The sequential nature of some science courses can make it challenging for science majors to study abroad, but faculty members are eager to work with students to make it happen. With advising from the International Center, and a strong desire to try something new, many students find studying away to be not only rewarding, but eminently doable.
Andrew Banman ’15 (Beaverton, Ore.), a math and physics double major, enrolled directly at the University of Edinburgh last spring. While there he took two courses in math and one in physics, all of which transferred back to Macalester. Adjusting to a different institution with larger lectures, a smaller daily workload, and more heavily weighted final exams was challenging, says Banman, but forced him to be more independent and to develop better study habits.
Chemistry major Ruth Pardini ’15 (Solon, Iowa) chose Mac’s exchange program at Nanyang Technological University in Singapore. Although she never expected to live in Southeast Asia, says Pardini, when she sought a university where language wouldn’t be a problem and her credits could transfer, NTU stood out as the best choice.
Pardini took a history class, two chemistry classes, and a chemistry lab, making for a schedule more flexible than she typically has at Mac. In her free time she walked the city, getting to know the ins and outs of the small island nation. During the semester’s second half, Pardini lived with a student from China; she spent spring break traveling to Cambodia, Malaysia, Indonesia, and Thailand with new friends from all over the world.

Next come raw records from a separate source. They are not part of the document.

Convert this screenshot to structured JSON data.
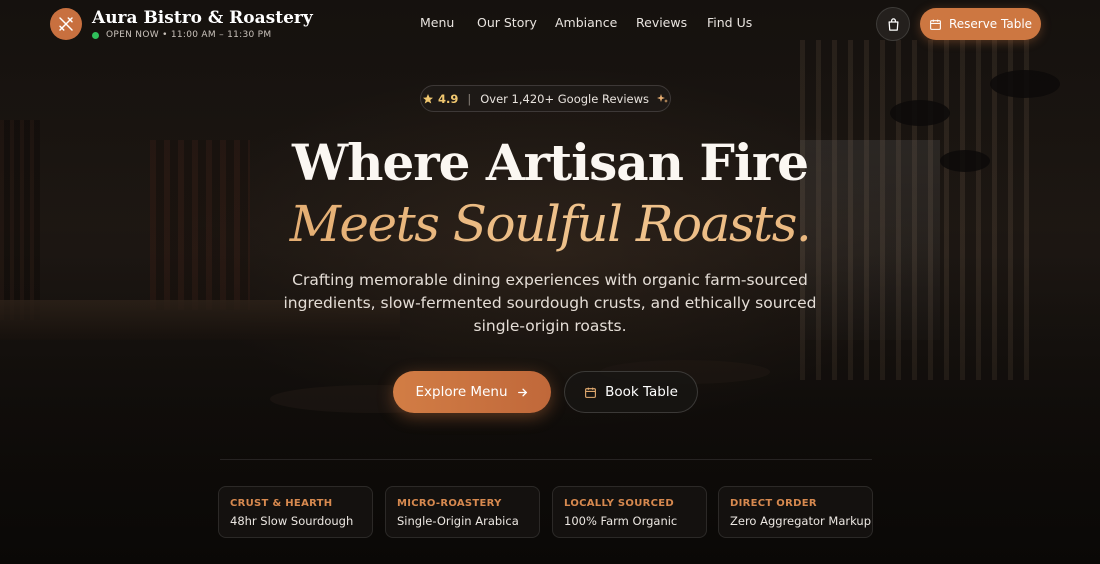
{
  "brand": {
    "name": "Aura Bistro & Roastery",
    "status": "OPEN NOW • 11:00 AM – 11:30 PM",
    "status_color": "#2fbf5b",
    "logo_icon": "utensils-icon",
    "logo_color": "#c8703f"
  },
  "nav": {
    "items": [
      {
        "label": "Menu"
      },
      {
        "label": "Our Story"
      },
      {
        "label": "Ambiance"
      },
      {
        "label": "Reviews"
      },
      {
        "label": "Find Us"
      }
    ],
    "cart_icon": "shopping-bag-icon",
    "reserve_label": "Reserve Table",
    "reserve_icon": "calendar-icon"
  },
  "hero": {
    "rating_score": "4.9",
    "rating_separator": "|",
    "rating_reviews": "Over 1,420+ Google Reviews",
    "rating_icons": [
      "star-icon",
      "sparkles-icon"
    ],
    "title_line1": "Where Artisan Fire",
    "title_line2": "Meets Soulful Roasts.",
    "subtitle": "Crafting memorable dining experiences with organic farm-sourced ingredients, slow-fermented sourdough crusts, and ethically sourced single-origin roasts.",
    "primary_cta": "Explore Menu",
    "primary_cta_icon": "arrow-right-icon",
    "secondary_cta": "Book Table",
    "secondary_cta_icon": "calendar-icon"
  },
  "features": [
    {
      "label": "CRUST & HEARTH",
      "value": "48hr Slow Sourdough"
    },
    {
      "label": "MICRO-ROASTERY",
      "value": "Single-Origin Arabica"
    },
    {
      "label": "LOCALLY SOURCED",
      "value": "100% Farm Organic"
    },
    {
      "label": "DIRECT ORDER",
      "value": "Zero Aggregator Markup"
    }
  ],
  "colors": {
    "accent": "#cd7741",
    "accent_gold": "#e7ae72",
    "background": "#14100d",
    "star": "#f1c870"
  }
}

Collin Barry ’15 (Lakeville, Minn.) is a biology major who studied at the Danish Institute for Study Abroad (DIS) in Copenhagen. Barry took classes and worked with a Danish graduate student in a bioorganic chemistry lab at the University of Copenhagen. His classes took a hands-on approach—he was even taught to draw blood and got to try his hand at putting in an IV (a skill he practiced in class on fellow DIS and Mac classmate Spencer Weckwerth ’15). Barry also managed to find time to visit 10 major European cities during his term abroad.
The time away allowed Banman, Pardini, and Barry to explore new cities, faces, and elements of their respective disciplines, but the three agree that it’s also good to be back in their home departments. “The bar is set high at Mac,” says Barry, “and that’s a good thing.”